Christmas is a world-wide national holiday celebrated by many people everywhere. There are many traditional and basic ways to celebrate this holiday in the United States. Such as putting up a christmas tree, 39 out of 40 people, or 97% of people from Francis Howell North do according to the pole taken by four of North’s students. Setting up Christmas lights to twinkle outside is also a great way to celebrate. 29 out of 40, or 72% of people do that. There are many other traditional ways to celebrate also.

“My favorite thing during Christmas time is hanging out with my family,” junior Clayton Burbank said. “We gather around and open gifts we got for each other around the tree in the living room.”

Some families do their celebrations in their own homes, were as some adventure out of their own homes to relatives or friends.

“I always go to my aunt’s house,” junior Charity Jones said. “It rotates each year, this year I’m going to my aunt Lisa’s.”

There are very many traditional or basic ways of celebrating, but in the U.S. people also bring in other cultures to those celebrations. People do special things, eat special food and sometimes split up the holiday into multiple days.

“We eat Vietnamese food instead of normal food,” senior Spencer Hamm said.

Although some families come from other area’s of the world and celebrate other cultures during Christmas time, some do other non-traditional things in a different creative way.
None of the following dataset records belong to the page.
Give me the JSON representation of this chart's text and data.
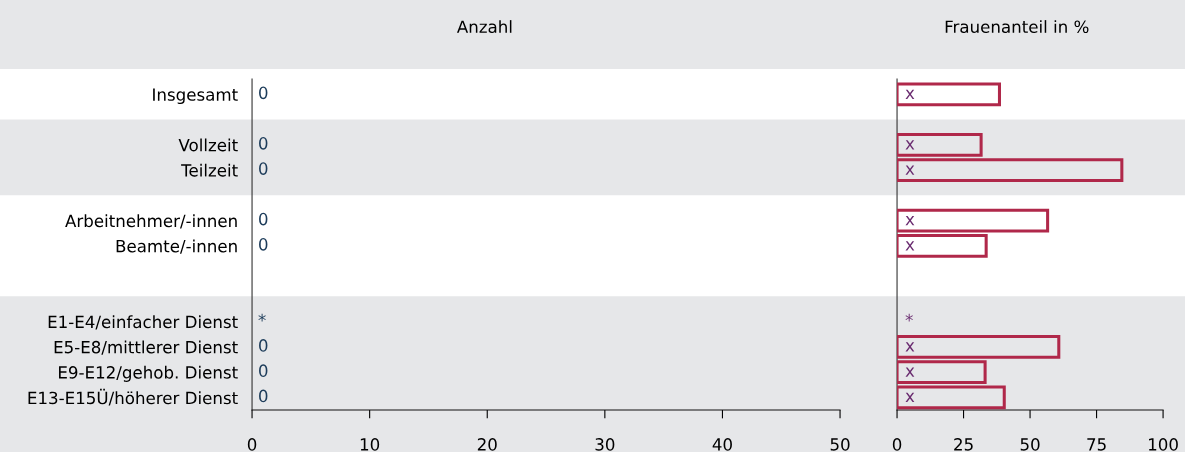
{
  "chart_data": [
    {
      "type": "bar",
      "orientation": "horizontal",
      "title": "Anzahl",
      "categories": [
        "Insgesamt",
        null,
        "Vollzeit",
        "Teilzeit",
        null,
        "Arbeitnehmer/-innen",
        "Beamte/-innen",
        null,
        null,
        "E1-E4/einfacher Dienst",
        "E5-E8/mittlerer Dienst",
        "E9-E12/gehob. Dienst",
        "E13-E15Ü/höherer Dienst"
      ],
      "series": [
        {
          "color": "#1d3c5a",
          "values": [
            0,
            null,
            0,
            0,
            null,
            0,
            0,
            null,
            null,
            null,
            0,
            0,
            0
          ],
          "value_labels": [
            "0",
            null,
            "0",
            "0",
            null,
            "0",
            "0",
            null,
            null,
            "*",
            "0",
            "0",
            "0"
          ]
        }
      ],
      "xlim": [
        0,
        50
      ],
      "xticks": [
        0,
        10,
        20,
        30,
        40,
        50
      ],
      "grid": false,
      "legend": false
    },
    {
      "type": "bar",
      "orientation": "horizontal",
      "title": "Frauenanteil in %",
      "categories": [
        null,
        null,
        null,
        null,
        null,
        null,
        null,
        null,
        null,
        null,
        null,
        null,
        null
      ],
      "series": [
        {
          "color": "#b0284a",
          "values": [
            38.5,
            null,
            31.6,
            84.5,
            null,
            56.6,
            33.5,
            null,
            null,
            null,
            60.8,
            33.1,
            40.3
          ],
          "value_labels": [
            "x",
            null,
            "x",
            "x",
            null,
            "x",
            "x",
            null,
            null,
            "*",
            "x",
            "x",
            "x"
          ]
        }
      ],
      "xlim": [
        0,
        100
      ],
      "xticks": [
        0,
        25,
        50,
        75,
        100
      ],
      "tick_labels": "x",
      "grid": false,
      "legend": false
    }
  ]
}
“My grandma makes Christmas tree shaped pancakes,” Junior Genesis Hudson said. “Around Christmas, I go to my aunt Rosies and we make an ocean of cookies,” sophomore Kyia Keene said. “We make just about every cookie you can think of, and it’s an all-girl all-day thing.”

Whether Christmas is spent in a traditional way or not, there is usually one basic concept that will stay roughly the same no matter what. Gifts. Parents give to kids, grandmas give to uncles and aunts and more to show that they pay enough attention throughout the year that they know just what the person likes.

“I like giving gifts,” Burbank said. “Because I love the reaction on the person’s face when they see what it is.”

Some people prefer to give gifts, while others prefer to get them.

“I like getting gifts,” Jones said. “But I never really know what I want so I try to act even more surprised when I get something, even if I didn’t want it.”